The opening scene is a corker, and establishes a comedic tone that unfortunately doesn’t hold up quite as well throughout. A typical resident of the rich suburban neighbourhood in which the film takes place suns herself by her pool, flirting with her metalhead pool boy in wincingly unsubtle ways, assuming he’ll take the bait (‘cause, in her head, why wouldn’t he?). He does not however and, lost in the music blasting through his headphones, could not be less interested, or even aware of her come-ons. It is in such moments, when the self-assurance brought about by social and financial privilege is shown being halted by more grounded characters that the character interactions shine. Once the core group of snobbish socialites are assembled around Blair’s pool however, the bulk of the film’s runtime sees them trading insults and meaningless opinions in spectacularly irritating fashion and, while we are certainly not encouraged to sympathise with them in any way, there is only so much we can be expected to endure. And while this is likely Marvick’s intent (it does make their respective demise’s all the more welcome, after all), it too often makes for a grating and tiresome viewing experience. The issue boils down to the fact that the group of characters seem to quite openly hate each other, and we as viewers are dragged along into the middle of their social Hell. Having said that, they may just beat you into submission; while the deaths of Tiffany, her boyfriend Troy and supermodel wannabe Jasmine can’t come soon enough, Britney – the most empty-headed of the lot – actually ends up becoming strangely likeable, and even Blair threatens to get you on her side come the film’s closing moments.

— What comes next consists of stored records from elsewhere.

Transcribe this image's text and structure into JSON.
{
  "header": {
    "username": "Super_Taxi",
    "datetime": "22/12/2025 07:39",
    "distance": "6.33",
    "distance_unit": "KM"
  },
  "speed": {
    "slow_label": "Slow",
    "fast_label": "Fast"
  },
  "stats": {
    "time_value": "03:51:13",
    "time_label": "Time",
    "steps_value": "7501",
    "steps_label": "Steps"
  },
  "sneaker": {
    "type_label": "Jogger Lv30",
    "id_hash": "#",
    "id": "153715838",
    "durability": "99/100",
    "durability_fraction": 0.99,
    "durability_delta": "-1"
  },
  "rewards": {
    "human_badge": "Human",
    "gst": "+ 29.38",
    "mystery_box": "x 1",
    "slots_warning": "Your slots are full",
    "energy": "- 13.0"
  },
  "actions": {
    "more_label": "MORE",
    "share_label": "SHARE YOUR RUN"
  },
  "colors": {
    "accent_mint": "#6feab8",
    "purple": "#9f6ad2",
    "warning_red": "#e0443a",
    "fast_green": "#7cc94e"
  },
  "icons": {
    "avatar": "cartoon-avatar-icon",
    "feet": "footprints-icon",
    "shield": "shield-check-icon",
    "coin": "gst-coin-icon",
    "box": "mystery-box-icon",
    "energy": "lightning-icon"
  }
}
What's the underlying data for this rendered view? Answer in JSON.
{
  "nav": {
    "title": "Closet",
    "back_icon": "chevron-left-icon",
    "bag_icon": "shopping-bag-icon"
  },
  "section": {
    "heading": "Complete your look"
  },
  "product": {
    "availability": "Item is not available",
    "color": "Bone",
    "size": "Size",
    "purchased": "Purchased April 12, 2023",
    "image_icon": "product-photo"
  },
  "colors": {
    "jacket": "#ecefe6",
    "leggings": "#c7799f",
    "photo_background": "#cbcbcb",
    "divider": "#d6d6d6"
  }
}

The comedy ranges from crude and silly that hits the mark to crude and silly that misses it completely. The best jokes bookend the film; that hilarious opening is followed by the wearisome second act, but the third act brings with it a fun reveal, and with the introduction of the film’s best character (played by…well, I won’t spoil it), the humour suddenly begins to work really well again. It’s a case of too little, too late but it does mean the film bows out on a high.
It would be denying the film its raison d’être to overlook the kills, which employ bargain-bin SFX, but are suitably bloody and pleasingly frequent, and get better and more ambitious as the film trundles along. Each murder is different to the last, thanks to a recurring motif of the killer returning every bloodied tool to the wall-mounted rack and selecting another for each successive victim. The repeated action acts somewhat as a series of chapter headings, heralding another build up to the next slaying. And there is more to enjoy; shots are nicely put together (the killer silhouetted against a red pool table sticks in the memory) and the 8-bit opening credits are a joy.
A micro budget love letter to both ‘80s slashers and the VHS tapes on which they often found their lasting home (a look at the film’s poster art and you’d be forgiven for thinking you’d stumbled across an overlooked genre entry), Marvick’s feature debut pays tribute to the films he clearly loves while avoiding stepping into self-referential or spoof territory. Set in the present day and playing out in real time, the film is also no exercise in mere imitation, and does not rely on cynically referencing the films it harks back to (although the opening shot does include a nice little nod to Wes Craven’s often overlooked Shocker). Singularly dedicated to delivering a slasher flick in the form of its base elements, Pool Party Massacre is admirable in its commitment to its own simplicity, even if that means it has to bulk up its run-time with excruciatingly tedious characters spewing excruciatingly tedious dialogue.